The recent post-Chavez presidential election in Venezuela clearly placed the country on a ruinous political, economic and social quicksand. The questionable razor-thin victory of Chavez’s handpicked successor Nicholas Maduro and the relative strength of his opponent Henrique Capriles show that the electorate was almost evenly split between its determination to uphold the status quo and its desire for essential changes in government. President Maduro faces the difficult task of attempting to maintain a regime that half of the Venezuelan people do not want.
Hugo Chavez’s “Bolivarian Revolution” – a macabre mixture of his unworkable “21st century socialism” and autocratic nationalism – foreshadowed the predictable failure of this idiotic political enterprise. As a result, he bequeathed to the new president a country that is on the brink of total collapse. Thus, in spite of its estimated three hundred billion barrels oil reserves, Venezuela is bereft of widespread shortages of basic foods, essential services and a significantly overvalued currency. Moreover, Chavez’s “socialist paradise” boasts one of the world’s highest inflation rates, skyrocketing unemployment, with the accompanying curse of indiscriminate violence.
The secret to Chavez’s political survival at home and larger-than-life image abroad was his ability to present his autocracy as a unique form of democracy. During his reign, he alone was the government, but he succeeded to convey the impression that he is fighting against himself and for the people who, in turn, were oppressed by him. In reality, chavismo transformed democracy into a fraud.
Based on his previous actions and statements, President Maduro will most probably uphold this fraudulent fiction. Yet, without the charisma of his predecessor and with his incompetence and inexperience, Maduro’s reign will be dominated increasingly by fear and hatred. The more he feels threatened the more he will turn his hatred into a moral justification to protect his powers. Moreover, as conditions will continue to deteriorate, he will employ extreme nationalism to maintain his fragile legitimacy. Such an extreme nationalism combined with a sinister morality of hatred will turn chavismo on its head. No longer will politics control hatred, but hatred will shape politics. And herein lies the danger of Maduro’s presidency for the United States, the region and the rest of the world. Under him, Venezuela will become even more unpredictable than it was before. The level of his hatred will surely rise as Venezuela rapidly descends into bloody chaos and even civil war. Weighted down as it is by political weakness, economic catastrophe and an increasingly restless citizenry, will President Maduro survive even in the short run?

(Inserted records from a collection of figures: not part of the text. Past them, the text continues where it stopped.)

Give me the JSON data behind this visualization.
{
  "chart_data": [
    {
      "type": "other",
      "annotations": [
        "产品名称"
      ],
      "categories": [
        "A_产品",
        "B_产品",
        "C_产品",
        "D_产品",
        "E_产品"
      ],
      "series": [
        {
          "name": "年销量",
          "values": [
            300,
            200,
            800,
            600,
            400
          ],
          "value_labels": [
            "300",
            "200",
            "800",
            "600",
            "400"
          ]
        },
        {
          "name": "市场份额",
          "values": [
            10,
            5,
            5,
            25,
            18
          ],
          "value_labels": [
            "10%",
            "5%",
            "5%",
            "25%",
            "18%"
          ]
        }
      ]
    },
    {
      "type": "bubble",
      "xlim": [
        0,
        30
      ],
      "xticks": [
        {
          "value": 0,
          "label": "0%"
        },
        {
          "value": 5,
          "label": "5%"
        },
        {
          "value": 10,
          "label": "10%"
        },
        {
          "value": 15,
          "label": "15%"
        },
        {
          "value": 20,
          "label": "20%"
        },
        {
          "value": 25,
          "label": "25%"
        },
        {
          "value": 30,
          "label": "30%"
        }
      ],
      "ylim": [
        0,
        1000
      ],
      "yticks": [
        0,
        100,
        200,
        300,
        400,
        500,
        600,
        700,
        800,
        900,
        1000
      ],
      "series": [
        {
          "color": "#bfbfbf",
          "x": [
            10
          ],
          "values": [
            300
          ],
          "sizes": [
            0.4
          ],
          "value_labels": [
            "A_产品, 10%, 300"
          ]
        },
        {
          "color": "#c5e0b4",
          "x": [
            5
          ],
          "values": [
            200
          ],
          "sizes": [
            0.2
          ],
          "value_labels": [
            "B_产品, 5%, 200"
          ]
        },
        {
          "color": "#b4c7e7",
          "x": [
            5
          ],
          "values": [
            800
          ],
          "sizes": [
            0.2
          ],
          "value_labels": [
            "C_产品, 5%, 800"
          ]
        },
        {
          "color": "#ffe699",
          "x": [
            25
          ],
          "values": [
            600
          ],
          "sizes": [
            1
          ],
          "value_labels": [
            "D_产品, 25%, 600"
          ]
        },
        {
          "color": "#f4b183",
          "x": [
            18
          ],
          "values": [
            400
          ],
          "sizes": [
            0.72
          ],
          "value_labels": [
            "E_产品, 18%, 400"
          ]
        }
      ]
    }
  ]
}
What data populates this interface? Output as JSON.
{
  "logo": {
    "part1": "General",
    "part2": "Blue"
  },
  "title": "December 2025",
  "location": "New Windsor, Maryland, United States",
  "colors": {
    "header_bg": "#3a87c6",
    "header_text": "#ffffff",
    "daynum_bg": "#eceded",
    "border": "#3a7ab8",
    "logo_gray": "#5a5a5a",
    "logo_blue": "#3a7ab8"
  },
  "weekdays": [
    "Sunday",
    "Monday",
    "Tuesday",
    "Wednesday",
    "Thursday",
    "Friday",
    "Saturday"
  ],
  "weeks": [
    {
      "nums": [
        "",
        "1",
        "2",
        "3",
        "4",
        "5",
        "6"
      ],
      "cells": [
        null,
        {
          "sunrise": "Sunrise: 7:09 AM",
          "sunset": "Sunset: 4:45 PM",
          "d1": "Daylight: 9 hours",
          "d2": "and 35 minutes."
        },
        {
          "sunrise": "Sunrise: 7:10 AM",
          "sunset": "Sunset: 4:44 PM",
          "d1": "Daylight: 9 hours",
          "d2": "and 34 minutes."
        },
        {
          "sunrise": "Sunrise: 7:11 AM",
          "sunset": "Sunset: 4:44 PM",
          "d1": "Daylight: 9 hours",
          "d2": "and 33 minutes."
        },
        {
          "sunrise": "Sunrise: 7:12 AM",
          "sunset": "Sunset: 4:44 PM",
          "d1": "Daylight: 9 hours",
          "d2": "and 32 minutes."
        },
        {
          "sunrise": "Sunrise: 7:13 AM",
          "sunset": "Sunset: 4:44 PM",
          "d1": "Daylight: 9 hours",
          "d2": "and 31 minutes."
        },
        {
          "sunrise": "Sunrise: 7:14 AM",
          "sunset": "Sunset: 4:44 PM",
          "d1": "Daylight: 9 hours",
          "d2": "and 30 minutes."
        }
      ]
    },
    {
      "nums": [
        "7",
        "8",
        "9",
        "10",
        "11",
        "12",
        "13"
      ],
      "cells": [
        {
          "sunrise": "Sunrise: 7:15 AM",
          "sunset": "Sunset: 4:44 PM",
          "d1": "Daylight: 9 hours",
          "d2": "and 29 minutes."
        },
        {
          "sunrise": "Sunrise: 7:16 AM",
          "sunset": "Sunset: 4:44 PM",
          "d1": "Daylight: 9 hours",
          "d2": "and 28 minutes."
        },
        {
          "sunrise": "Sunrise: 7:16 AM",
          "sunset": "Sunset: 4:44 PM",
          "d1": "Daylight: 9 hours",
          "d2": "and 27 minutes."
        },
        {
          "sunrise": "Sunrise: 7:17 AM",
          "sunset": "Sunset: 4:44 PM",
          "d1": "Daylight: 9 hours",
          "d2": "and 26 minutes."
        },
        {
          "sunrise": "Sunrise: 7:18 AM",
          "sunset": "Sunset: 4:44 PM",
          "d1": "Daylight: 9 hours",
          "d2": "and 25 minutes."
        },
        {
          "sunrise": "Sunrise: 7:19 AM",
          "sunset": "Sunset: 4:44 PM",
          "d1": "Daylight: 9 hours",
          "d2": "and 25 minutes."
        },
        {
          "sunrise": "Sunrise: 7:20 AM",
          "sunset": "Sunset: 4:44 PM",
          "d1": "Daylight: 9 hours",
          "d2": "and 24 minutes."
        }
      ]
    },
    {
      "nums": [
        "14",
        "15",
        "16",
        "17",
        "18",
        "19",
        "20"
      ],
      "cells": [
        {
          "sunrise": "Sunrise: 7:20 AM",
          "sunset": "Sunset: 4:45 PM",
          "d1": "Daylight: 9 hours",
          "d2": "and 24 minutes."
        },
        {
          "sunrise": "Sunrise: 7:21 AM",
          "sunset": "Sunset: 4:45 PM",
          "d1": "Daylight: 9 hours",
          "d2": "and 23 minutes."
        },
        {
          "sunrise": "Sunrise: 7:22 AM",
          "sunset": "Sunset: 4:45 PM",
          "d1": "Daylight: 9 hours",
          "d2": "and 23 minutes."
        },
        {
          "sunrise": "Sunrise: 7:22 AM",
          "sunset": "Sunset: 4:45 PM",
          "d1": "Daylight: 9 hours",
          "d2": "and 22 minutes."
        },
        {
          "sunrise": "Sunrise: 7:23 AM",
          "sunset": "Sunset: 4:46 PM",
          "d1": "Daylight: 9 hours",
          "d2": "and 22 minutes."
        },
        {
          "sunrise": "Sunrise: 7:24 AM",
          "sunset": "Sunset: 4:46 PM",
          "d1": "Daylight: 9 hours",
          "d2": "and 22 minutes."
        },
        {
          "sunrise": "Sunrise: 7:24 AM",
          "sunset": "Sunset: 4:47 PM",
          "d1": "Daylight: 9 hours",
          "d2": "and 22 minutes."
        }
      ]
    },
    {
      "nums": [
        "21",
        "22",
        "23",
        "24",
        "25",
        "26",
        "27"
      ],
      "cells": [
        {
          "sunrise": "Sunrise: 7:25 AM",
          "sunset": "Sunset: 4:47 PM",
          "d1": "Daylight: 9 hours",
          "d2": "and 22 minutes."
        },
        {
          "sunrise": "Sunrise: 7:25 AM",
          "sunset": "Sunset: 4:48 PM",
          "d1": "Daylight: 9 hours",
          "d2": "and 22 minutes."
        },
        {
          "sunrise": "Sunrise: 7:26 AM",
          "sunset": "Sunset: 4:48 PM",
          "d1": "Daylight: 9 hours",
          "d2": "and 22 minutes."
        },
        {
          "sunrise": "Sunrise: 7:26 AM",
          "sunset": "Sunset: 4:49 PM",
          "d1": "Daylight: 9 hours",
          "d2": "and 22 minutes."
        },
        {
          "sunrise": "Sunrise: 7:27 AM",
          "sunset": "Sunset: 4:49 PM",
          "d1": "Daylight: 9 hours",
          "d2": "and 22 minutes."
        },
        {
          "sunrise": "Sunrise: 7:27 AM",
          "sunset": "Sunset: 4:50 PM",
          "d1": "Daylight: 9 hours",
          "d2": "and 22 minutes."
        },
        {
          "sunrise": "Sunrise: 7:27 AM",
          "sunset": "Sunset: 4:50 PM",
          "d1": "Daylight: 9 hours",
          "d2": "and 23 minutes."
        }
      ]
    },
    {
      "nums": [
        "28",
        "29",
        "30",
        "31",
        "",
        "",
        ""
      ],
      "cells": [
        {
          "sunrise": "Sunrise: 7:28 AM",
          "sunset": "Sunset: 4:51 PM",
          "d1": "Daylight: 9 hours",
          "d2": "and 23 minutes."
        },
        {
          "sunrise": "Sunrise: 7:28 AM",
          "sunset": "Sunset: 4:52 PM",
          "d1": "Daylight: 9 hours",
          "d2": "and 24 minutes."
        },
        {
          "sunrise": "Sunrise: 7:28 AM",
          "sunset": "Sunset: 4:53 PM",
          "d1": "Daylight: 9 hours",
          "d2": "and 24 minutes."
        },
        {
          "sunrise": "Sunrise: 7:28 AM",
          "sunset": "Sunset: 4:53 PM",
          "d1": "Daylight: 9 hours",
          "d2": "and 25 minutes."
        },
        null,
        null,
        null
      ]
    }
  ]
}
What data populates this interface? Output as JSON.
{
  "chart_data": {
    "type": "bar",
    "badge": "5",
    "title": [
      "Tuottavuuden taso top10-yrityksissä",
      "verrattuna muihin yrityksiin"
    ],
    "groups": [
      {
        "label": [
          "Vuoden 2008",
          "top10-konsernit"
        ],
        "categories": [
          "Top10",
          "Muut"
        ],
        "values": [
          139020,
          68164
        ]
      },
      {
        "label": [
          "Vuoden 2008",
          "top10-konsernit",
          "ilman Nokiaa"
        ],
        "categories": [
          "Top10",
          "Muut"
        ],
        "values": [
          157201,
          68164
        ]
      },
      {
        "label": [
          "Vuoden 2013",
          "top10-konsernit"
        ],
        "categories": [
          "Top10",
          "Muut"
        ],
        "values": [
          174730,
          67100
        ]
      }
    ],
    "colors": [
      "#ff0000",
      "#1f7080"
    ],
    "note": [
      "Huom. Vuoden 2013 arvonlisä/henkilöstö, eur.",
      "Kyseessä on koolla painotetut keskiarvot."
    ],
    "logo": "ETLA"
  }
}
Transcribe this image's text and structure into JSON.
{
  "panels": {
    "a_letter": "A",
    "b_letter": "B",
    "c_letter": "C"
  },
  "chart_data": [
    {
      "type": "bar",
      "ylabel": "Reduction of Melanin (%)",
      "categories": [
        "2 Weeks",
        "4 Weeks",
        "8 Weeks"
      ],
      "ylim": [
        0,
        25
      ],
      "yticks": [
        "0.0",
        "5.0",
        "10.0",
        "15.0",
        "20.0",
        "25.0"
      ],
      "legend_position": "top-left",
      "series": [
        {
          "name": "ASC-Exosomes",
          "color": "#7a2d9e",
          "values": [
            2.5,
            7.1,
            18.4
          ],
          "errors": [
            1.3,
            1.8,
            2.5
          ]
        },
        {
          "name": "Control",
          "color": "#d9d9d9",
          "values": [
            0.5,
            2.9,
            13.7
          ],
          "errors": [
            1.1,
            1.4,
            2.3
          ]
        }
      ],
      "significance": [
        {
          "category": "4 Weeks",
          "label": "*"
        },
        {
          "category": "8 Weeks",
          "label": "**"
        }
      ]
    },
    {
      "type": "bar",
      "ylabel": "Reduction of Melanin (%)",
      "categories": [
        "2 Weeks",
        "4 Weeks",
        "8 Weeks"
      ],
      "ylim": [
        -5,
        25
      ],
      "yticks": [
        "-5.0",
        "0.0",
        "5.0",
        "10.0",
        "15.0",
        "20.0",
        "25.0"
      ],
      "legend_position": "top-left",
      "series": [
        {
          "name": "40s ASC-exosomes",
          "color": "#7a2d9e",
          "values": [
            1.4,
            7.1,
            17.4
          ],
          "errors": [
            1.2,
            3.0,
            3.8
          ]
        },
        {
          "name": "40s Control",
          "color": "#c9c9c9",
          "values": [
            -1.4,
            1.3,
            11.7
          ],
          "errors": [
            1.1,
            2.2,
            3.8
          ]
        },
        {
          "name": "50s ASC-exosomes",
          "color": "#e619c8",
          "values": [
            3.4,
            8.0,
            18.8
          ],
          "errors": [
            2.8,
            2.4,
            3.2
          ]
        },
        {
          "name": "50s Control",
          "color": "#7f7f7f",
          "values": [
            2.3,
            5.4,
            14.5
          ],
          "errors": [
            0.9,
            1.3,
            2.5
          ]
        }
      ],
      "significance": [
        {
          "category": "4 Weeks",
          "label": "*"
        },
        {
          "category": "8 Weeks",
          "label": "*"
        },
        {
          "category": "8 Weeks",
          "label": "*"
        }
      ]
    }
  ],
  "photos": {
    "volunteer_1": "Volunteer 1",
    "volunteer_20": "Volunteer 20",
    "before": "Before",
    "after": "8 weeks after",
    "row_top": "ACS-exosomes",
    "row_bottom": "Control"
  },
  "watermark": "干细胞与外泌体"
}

Venezuela can be saved only from this unsavory collection of perfect political idiots who destroy their own country for the sake of an equally idiotic ideology if American policy makers realize that chavismo is essentially like a chronic disease. Accordingly, the single most important issue to guide American decision makers is this: “When you are confronted by an evil regime that faces imminent collapse, you should not court the designated successor who would never become a part of the solution.”
The current complicity of the Obama Administration with Latin American Marxism in general and Venezuela’s oligarchs in particular, reveals the former’s total cluelessness in the face of systematic oppression, officially sanctioned latent violence and cynical exploitation of social justice. The most charitable way of explaining President Obama’s benign neglect is that essentially he employed Chavez’s rhetoric of politics of hatred and class warfare in his two campaigns. Understandably, being sympathetic to chavismo did not help President Obama to get both the diagnosis and the policy right.
The correct policy toward Maduro’s Venezuela, therefore, should be proactive confrontation. In Latin America, with the notable exception of Bolivia’s Evo Morales and Ecuador’s Rafael Corea, chavismo is already written off as a political and economic blind alley. However, the other countries pursue policies that are barely distinguishable from European social democracy. While such developments are generally positive, because they further the political maturity of the Latin American Left, they also harbor the risk of economic stagnation. Allowing the survival of chavismo under President Maduro would mean the continuation of the culture war between the forces of real progress desirous to institutionalize democracy and those who are committed to destroy it. The United States and the people of the continent cannot afford such a protracted struggle. The choice is between sluggish economic performance and even ruin and prosperity and political stability.
Politics is about national interests based on the moral fabric of society. Although no country is perfect, the United States is still the most decent nation on earth. In this critical juncture of Venezuela’s and the continent’s history, two approaches, complementary to each other, are needed. First, the United States must avoid the mistakes that brought about the political and economic instability in Central and South America. Second, punish politically and economically the perpetrators of political chaos. For a great nation that aims at liberating mankind from tyranny, must always recognize and fight the agents of oppression and destruction. Otherwise, it would be impossible for the United States to preserve and transmit the principles of freedom, human dignity and economic prosperity. The defense of these principles is the most serious and important of all policies.